Getting a secure job was also at the forefront of his mind. So it was easy to tick the preference-waiver box, and sign away any influence over where he would spend his probationary year.

The 22-year-old from Lenzie in East Dunbartonshire started this month as a probationer at Orkney’s Kirkwall Grammar, teaching chemistry and science. “It was a big opportunity to see a bit of Scotland I’d never really considered going to before, having lived in Glasgow and the surrounding area and only really seen that,” he said. “Knowing what job prospects are like at the moment, I thought: `Why not? It’s an adventure’.

“From what I’ve heard, if you tick the box, you get sent to places that need the staff. So if you make a good impression, you never know what might happen.”

Orkney Islands Council puts up its probationers in low-cost accommodation within easy reach of each other. Mr Nisbet shares a house with Murray Gallacher, a primary probationer based at St Andrew’s Primary, seven miles east of Kirkwall.

Like his housemate, Mr Gallacher had no family ties to restrict his sense of adventure. The 23-year-old, from the Dumfries and Galloway village of Kirkton, also had other reasons to tick the box: he had been a pupil at a small primary and wanted to work in a similar environment; the money would pay debts accrued in four years at St Andrews University and another at Glasgow University; and he believed there were better job prospects outside the central belt.

Mr Gallacher and Mr Nisbet, despite their short time in Orkney, are effusive about its merits: it is a great place to implement A Curriculum for Excellence, as people are open-minded about new ideas; there is a camaraderie among all 15 probationers which would be lacking if they were scattered across a city; and they have not had to wrestle with the indiscipline they have faced elsewhere.

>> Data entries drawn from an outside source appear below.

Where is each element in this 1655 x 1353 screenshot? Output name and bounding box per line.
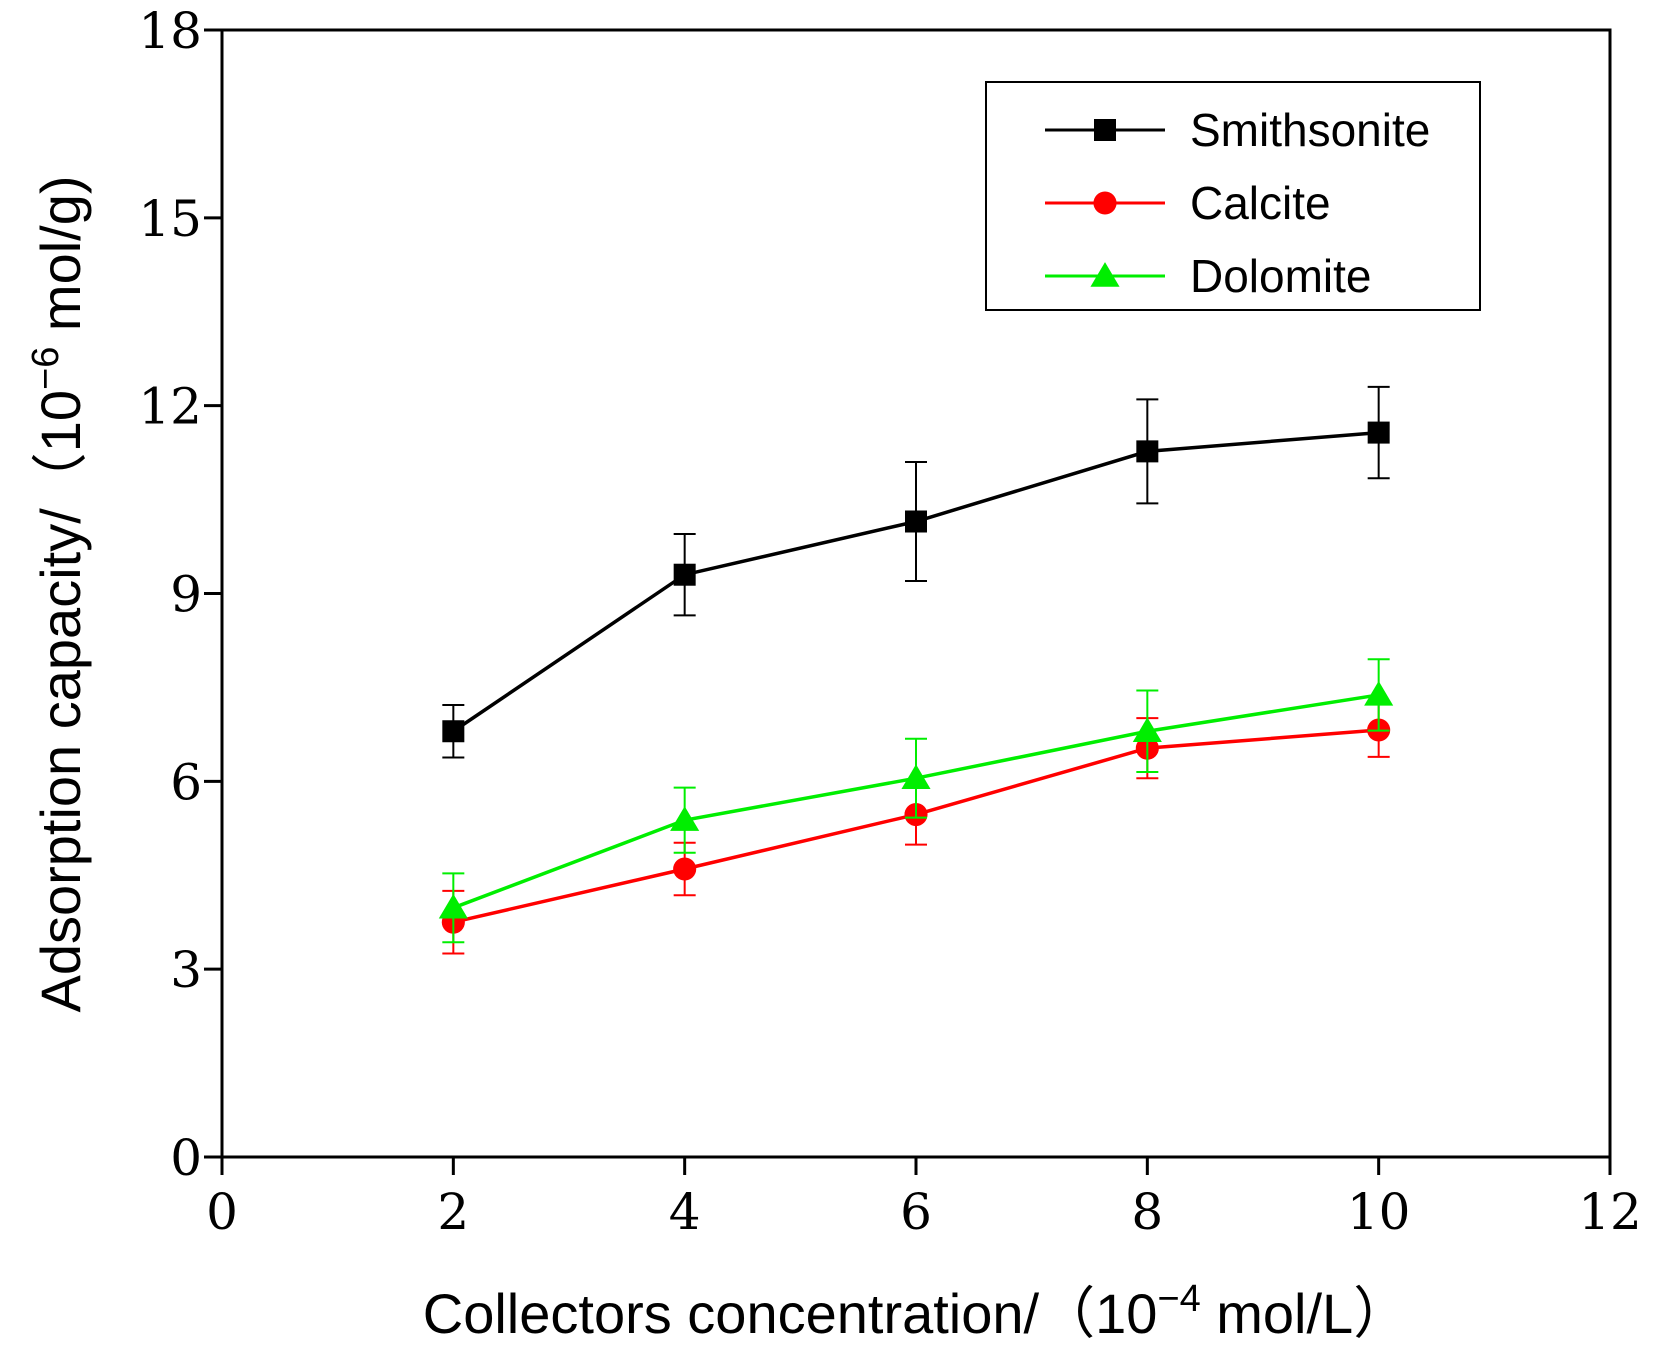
series-smithsonite — [442, 385, 1390, 759]
legend-box — [985, 81, 1481, 311]
x-axis-ticks: 0 2 4 6 8 10 12 — [206, 1157, 1642, 1241]
x-tick-label: 0 — [206, 1183, 238, 1241]
y-tick-label: 3 — [170, 941, 202, 999]
series-layer — [438, 385, 1394, 955]
y-tick-label: 15 — [138, 190, 202, 248]
data-point-dolomite — [670, 806, 700, 831]
legend-marker-calcite — [1093, 191, 1117, 215]
x-tick-label: 6 — [900, 1183, 932, 1241]
legend-marker-dolomite — [1090, 262, 1120, 287]
x-tick-label: 8 — [1131, 1183, 1163, 1241]
legend-item-calcite: Calcite — [1045, 177, 1331, 229]
y-tick-label: 12 — [138, 378, 202, 436]
data-point-calcite — [673, 857, 697, 881]
x-tick-label: 12 — [1578, 1183, 1642, 1241]
data-point-dolomite — [438, 893, 468, 919]
x-axis-label: Collectors concentration/（10−4 mol/L） — [423, 1278, 1409, 1345]
legend-label-dolomite: Dolomite — [1190, 250, 1372, 302]
data-point-smithsonite — [442, 720, 465, 743]
legend-label-smithsonite: Smithsonite — [1190, 104, 1430, 156]
y-axis-ticks: 0 3 6 9 12 15 18 — [138, 2, 222, 1187]
y-axis-label: Adsorption capacity/（10−6 mol/g) — [25, 175, 92, 1012]
data-point-dolomite — [1364, 681, 1394, 706]
data-point-dolomite — [1132, 717, 1162, 742]
x-tick-label: 4 — [669, 1183, 701, 1241]
legend-item-dolomite: Dolomite — [1045, 250, 1372, 302]
legend: Smithsonite Calcite Dolomite — [985, 81, 1481, 311]
legend-item-smithsonite: Smithsonite — [1045, 104, 1430, 156]
data-point-smithsonite — [1136, 440, 1159, 463]
x-tick-label: 10 — [1347, 1183, 1411, 1241]
legend-label-calcite: Calcite — [1190, 177, 1331, 229]
y-tick-label: 0 — [170, 1129, 202, 1187]
series-dolomite — [438, 658, 1394, 944]
y-tick-label: 9 — [170, 566, 202, 624]
x-tick-label: 2 — [437, 1183, 469, 1241]
data-point-smithsonite — [1367, 421, 1390, 444]
data-point-smithsonite — [905, 510, 927, 533]
data-point-smithsonite — [673, 563, 696, 586]
y-tick-label: 6 — [170, 753, 202, 811]
data-point-dolomite — [901, 764, 931, 789]
legend-marker-smithsonite — [1094, 119, 1116, 141]
y-tick-label: 18 — [138, 2, 202, 60]
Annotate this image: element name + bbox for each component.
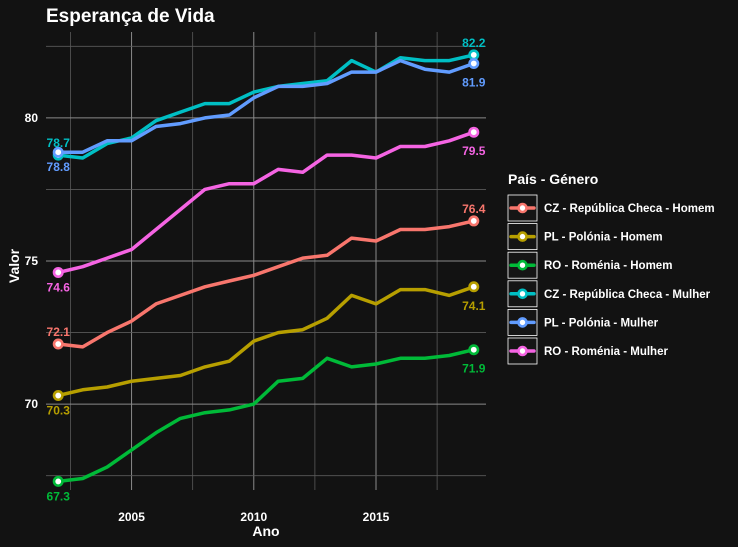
y-axis-title: Valor bbox=[6, 248, 22, 283]
data-labels-layer: 72.1 76.4 70.3 74.1 67.3 71.9 78.7 82.2 78.8 81.9… bbox=[47, 36, 486, 504]
series-line bbox=[56, 53, 476, 160]
endpoint-marker bbox=[468, 57, 480, 69]
chart-title: Esperança de Vida bbox=[46, 6, 215, 27]
legend-label: RO - Roménia - Mulher bbox=[544, 346, 668, 358]
data-label-last: 71.9 bbox=[462, 362, 486, 376]
series-line bbox=[56, 130, 476, 275]
data-label-first: 78.8 bbox=[47, 160, 71, 174]
endpoint-marker bbox=[468, 49, 480, 61]
series-line bbox=[56, 285, 476, 398]
legend: País - Género CZ - República Checa - Hom… bbox=[507, 171, 715, 365]
endpoint-marker bbox=[468, 215, 480, 227]
legend-key-marker bbox=[517, 288, 528, 300]
endpoint-marker bbox=[468, 344, 480, 356]
x-tick-label: 2005 bbox=[118, 510, 145, 524]
endpoint-marker bbox=[52, 390, 64, 402]
legend-label: CZ - República Checa - Homem bbox=[544, 203, 715, 215]
data-label-first: 67.3 bbox=[47, 489, 71, 503]
y-tick-label: 75 bbox=[25, 254, 39, 268]
endpoint-marker bbox=[52, 146, 64, 158]
legend-key-marker bbox=[517, 231, 528, 242]
data-label-first: 70.3 bbox=[47, 404, 71, 418]
series-line bbox=[56, 58, 476, 154]
data-label-first: 74.6 bbox=[47, 280, 71, 294]
x-axis-title: Ano bbox=[252, 523, 279, 539]
data-label-last: 74.1 bbox=[462, 299, 486, 313]
endpoint-marker bbox=[52, 338, 64, 350]
series-layer bbox=[56, 53, 476, 484]
y-tick-label: 70 bbox=[25, 397, 39, 411]
legend-title: País - Género bbox=[508, 171, 598, 187]
data-label-last: 81.9 bbox=[462, 75, 486, 89]
legend-item: RO - Roménia - Homem bbox=[507, 251, 672, 279]
legend-label: RO - Roménia - Homem bbox=[544, 260, 672, 272]
endpoint-marker bbox=[52, 266, 64, 278]
legend-item: CZ - República Checa - Mulher bbox=[507, 280, 711, 308]
legend-key-marker bbox=[517, 345, 528, 357]
legend-label: PL - Polónia - Mulher bbox=[544, 317, 659, 329]
legend-item: PL - Polónia - Homem bbox=[507, 223, 663, 251]
legend-key-marker bbox=[517, 259, 528, 271]
legend-item: RO - Roménia - Mulher bbox=[507, 337, 668, 365]
data-label-last: 82.2 bbox=[462, 36, 486, 50]
x-tick-label: 2010 bbox=[240, 510, 267, 524]
data-label-first: 72.1 bbox=[47, 325, 71, 339]
data-label-first: 78.7 bbox=[47, 136, 71, 150]
data-label-last: 76.4 bbox=[462, 202, 486, 216]
legend-label: CZ - República Checa - Mulher bbox=[544, 289, 711, 301]
series-line bbox=[56, 347, 476, 484]
legend-items: CZ - República Checa - Homem PL - Polónia… bbox=[507, 194, 715, 365]
endpoint-marker bbox=[52, 475, 64, 487]
points-layer bbox=[52, 49, 480, 487]
legend-item: CZ - República Checa - Homem bbox=[507, 194, 715, 222]
legend-item: PL - Polónia - Mulher bbox=[507, 308, 659, 336]
series-line bbox=[56, 219, 476, 349]
legend-key-marker bbox=[517, 202, 528, 214]
legend-label: PL - Polónia - Homem bbox=[544, 232, 663, 244]
grid-lines bbox=[46, 32, 486, 490]
tick-labels-layer: 2005 2010 2015 70 75 80 bbox=[25, 111, 390, 524]
legend-key-marker bbox=[517, 317, 528, 328]
endpoint-marker bbox=[468, 281, 480, 293]
data-label-last: 79.5 bbox=[462, 144, 486, 158]
y-tick-label: 80 bbox=[25, 111, 39, 125]
x-tick-label: 2015 bbox=[363, 510, 390, 524]
endpoint-marker bbox=[468, 126, 480, 138]
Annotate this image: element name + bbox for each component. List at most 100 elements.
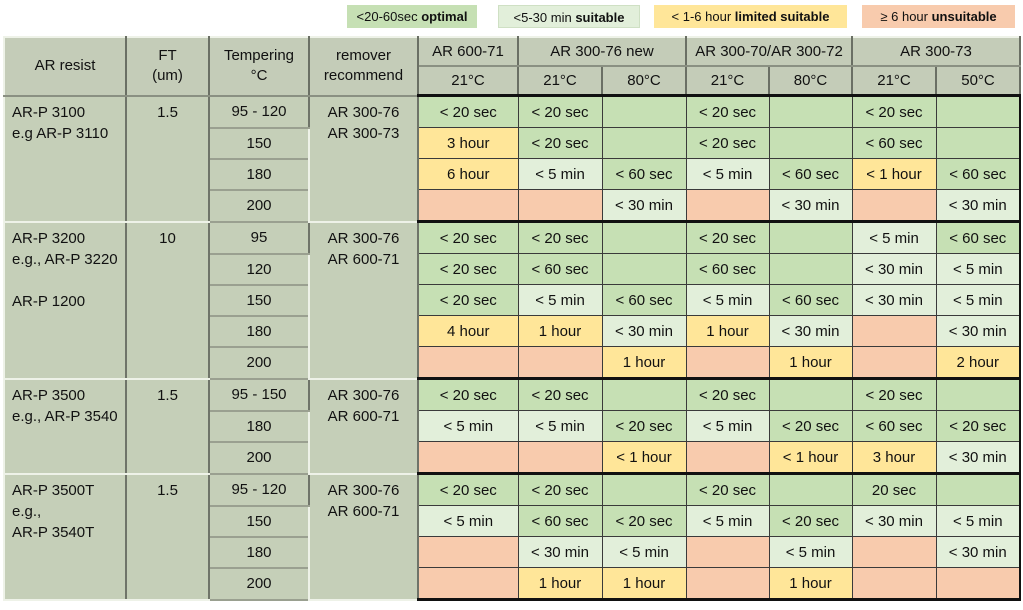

They also like being known personally by even the most senior figures in the education department. “Marilyn”, as they know assistant education director Marilyn Richards, has stressed that six previous preference- waiver probationers have found longer-term work in Orkney in the last three years.

Noting this trend, both Mr Nisbet and Mr Gallacher are open-minded about extending their stay.

Their like are, however, growing in number. They amount to 10 out of 15 probationers in Orkney this year, compared to nine out of 19 in 2008. In the Western Isles, acting education director Catherine Dunn said this was the first year all the authority’s seven secondary probationers had arrived through the waiver scheme.

In Aberdeenshire, where officials have previously complained about the unwillingness of central belt teachers to relocate, the number of preference-waiver probationers has leapt to 49 out of 163, from just nine out of 161 in 2008.

Ann Ballinger, general secretary of the Scottish Secondary Teachers’ Association, said the message was finally hitting home that there were better job prospects in authorities such as Aberdeenshire and Highland.

But Drew Morrice, assistant secretary of the Educational Institute of Scotland, sounded a cautionary note. The jobs situation was “bleak across the board”, and there was no guarantee of finding work by looking beyond central Scotland.